Экранизации Достоевского — вот прекрасный пример читательского участия в раскрытии визуальных аспектов и намеков, отнесенных писателем к подразумеваемому.
Но дело не только в читательском соавторстве. Дело в том, что свойства героя, выносимые Уэллеком и Уорреном за «рамки» образа, — «душевное состояние», «побуждения», «оценки», «мнения», «порывы» — являются по большей части образами или комплексами образов, только отражают они другие объекты, не те, что основной образ, и повернуты к нашему восприятию под другим углом. Но одновременно они весьма часто принимают визуальные формы (что и дает возможность Бергману, Феллини или Тарковскому проецировать внутреннюю жизнь человека на экран), а главное — входят в состав основного образа на правах его неотъемлемых граней. Создается впечатление, что Уэллек и Уоррен очерчивают, обособляют, ограничивают образ пространством и меркой «одного зеркала». А все прочее, отразившееся в других (по сути, столь же законных) зеркалах, по их мысли, нечто от лукавого.

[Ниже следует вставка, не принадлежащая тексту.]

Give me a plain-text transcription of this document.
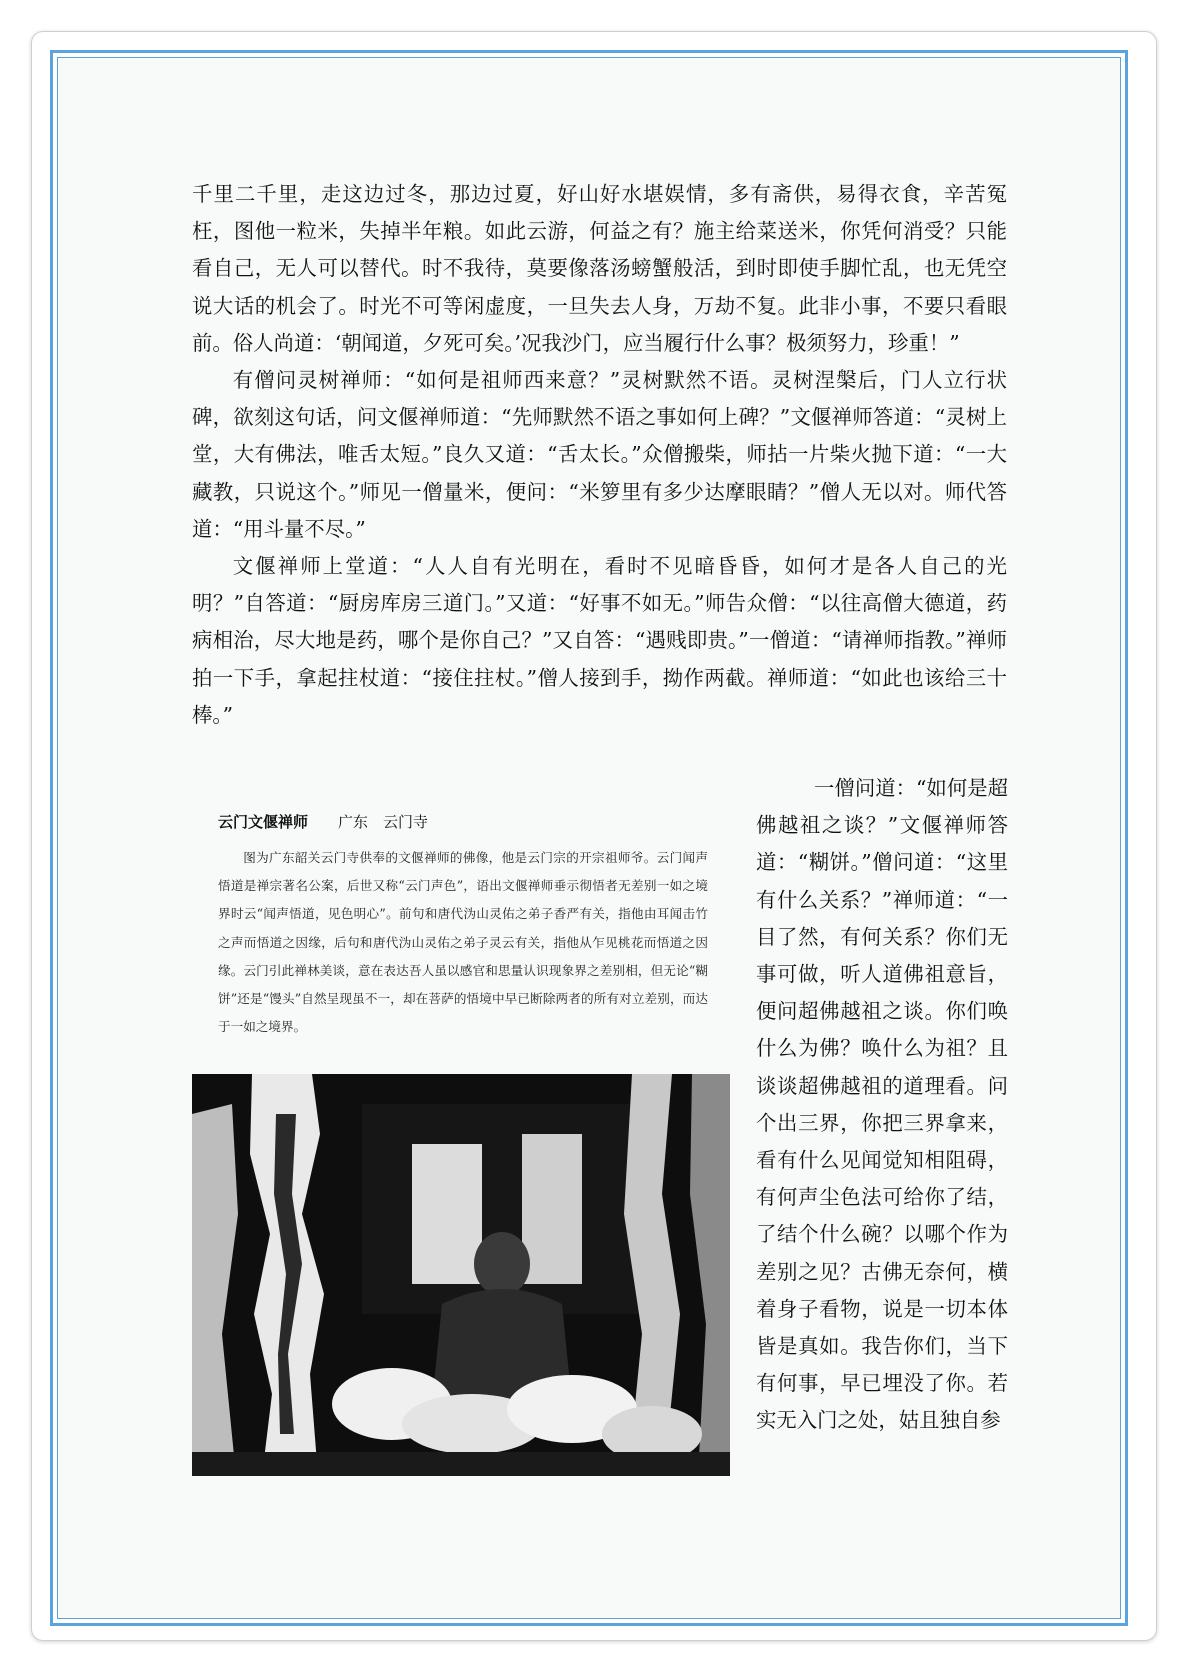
千里二千里，走这边过冬，那边过夏，好山好水堪娱情，多有斋供，易得衣食，辛苦冤枉，图他一粒米，失掉半年粮。如此云游，何益之有？施主给菜送米，你凭何消受？只能看自己，无人可以替代。时不我待，莫要像落汤螃蟹般活，到时即使手脚忙乱，也无凭空说大话的机会了。时光不可等闲虚度，一旦失去人身，万劫不复。此非小事，不要只看眼前。俗人尚道：‘朝闻道，夕死可矣。’况我沙门，应当履行什么事？极须努力，珍重！”

有僧问灵树禅师：“如何是祖师西来意？”灵树默然不语。灵树涅槃后，门人立行状碑，欲刻这句话，问文偃禅师道：“先师默然不语之事如何上碑？”文偃禅师答道：“灵树上堂，大有佛法，唯舌太短。”良久又道：“舌太长。”众僧搬柴，师拈一片柴火抛下道：“一大藏教，只说这个。”师见一僧量米，便问：“米箩里有多少达摩眼睛？”僧人无以对。师代答道：“用斗量不尽。”

文偃禅师上堂道：“人人自有光明在，看时不见暗昏昏，如何才是各人自己的光明？”自答道：“厨房库房三道门。”又道：“好事不如无。”师告众僧：“以往高僧大德道，药病相治，尽大地是药，哪个是你自己？”又自答：“遇贱即贵。”一僧道：“请禅师指教。”禅师拍一下手，拿起拄杖道：“接住拄杖。”僧人接到手，拗作两截。禅师道：“如此也该给三十棒。”

云门文偃禅师 广东　云门寺

图为广东韶关云门寺供奉的文偃禅师的佛像，他是云门宗的开宗祖师爷。云门闻声悟道是禅宗著名公案，后世又称“云门声色”，语出文偃禅师垂示彻悟者无差别一如之境界时云“闻声悟道，见色明心”。前句和唐代沩山灵佑之弟子香严有关，指他由耳闻击竹之声而悟道之因缘，后句和唐代沩山灵佑之弟子灵云有关，指他从乍见桃花而悟道之因缘。云门引此禅林美谈，意在表达吾人虽以感官和思量认识现象界之差别相，但无论“糊饼”还是“馒头”自然呈现虽不一，却在菩萨的悟境中早已断除两者的所有对立差别，而达于一如之境界。

一僧问道：“如何是超

佛越祖之谈？”文偃禅师答道：“糊饼。”僧问道：“这里有什么关系？”禅师道：“一目了然，有何关系？你们无事可做，听人道佛祖意旨，便问超佛越祖之谈。你们唤什么为佛？唤什么为祖？且谈谈超佛越祖的道理看。问个出三界，你把三界拿来，看有什么见闻觉知相阻碍，有何声尘色法可给你了结，了结个什么碗？以哪个作为差别之见？古佛无奈何，横着身子看物，说是一切本体皆是真如。我告你们，当下有何事，早已埋没了你。若实无入门之处，姑且独自参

Вот и в дальнейшем американские теоретики проводят ту же упрямую линию: «Создавая характеры, писатели в разной степени смешивают традиционные литературные типы вживе наблюденных людей и частицу самого себя (как будто частица самого себя — это не вживе наблюденные люди! — А. В.). Если, скажем, реалист главным образом наблюдает за поведением героя, стремится „внутрь“, то романтический писатель, напротив, выламывается „наружу“. Существенная оговорка: одного искусства наблюдения вряд ли достаточно для создания жизнеспособных характеров. Фауст, Мефистофель, Вертер, Вильгельм Мейстер — все они, отмечают психологи, являются проекциями „разных сторон души и характера самого Гёте“. Подспудные душевные качества самого романиста, в том числе и недобрые силы души, — все они потенциально его герои. „Что у одного человека минутное настроение, то у другого — весь характер“. Какая-то частица Достоевского есть во всех братьях Карамазовых… Когда подспудные черты осознаны и прочувствованы, тогда писатель и создает „живые характеры“ — не „плоские“, а „объемные“»[72].
Справедливости ради необходимо сказать, что Уэллек и Уоррен признают, более того, высоко ценят способность вымысла выполнять миметическую функцию. Так, в одном месте они пишут: «Аристотель считал, что поэзия (то есть эпос и драма) ближе к философии, чем к истории. Это суждение, по-видимому, и по сей день не потеряло смысла. Существует правда факта, ограниченного во времени и пространстве, — это историческая правда в узком смысле слова. Но существует еще и философская правда — правда концептуальная, теоретическая, принципиальная. С точки зрения такого определения „истории“ и „философии“, художественная литература есть „фикция“, вымысел… Убеждение, что литература — обман, удерживается и время от времени смущает серьезного романиста, который отлично знает, что в художественном произведении и меньше путаницы, и больше смысла, чем в „правде“, почерпнутой прямо из жизни».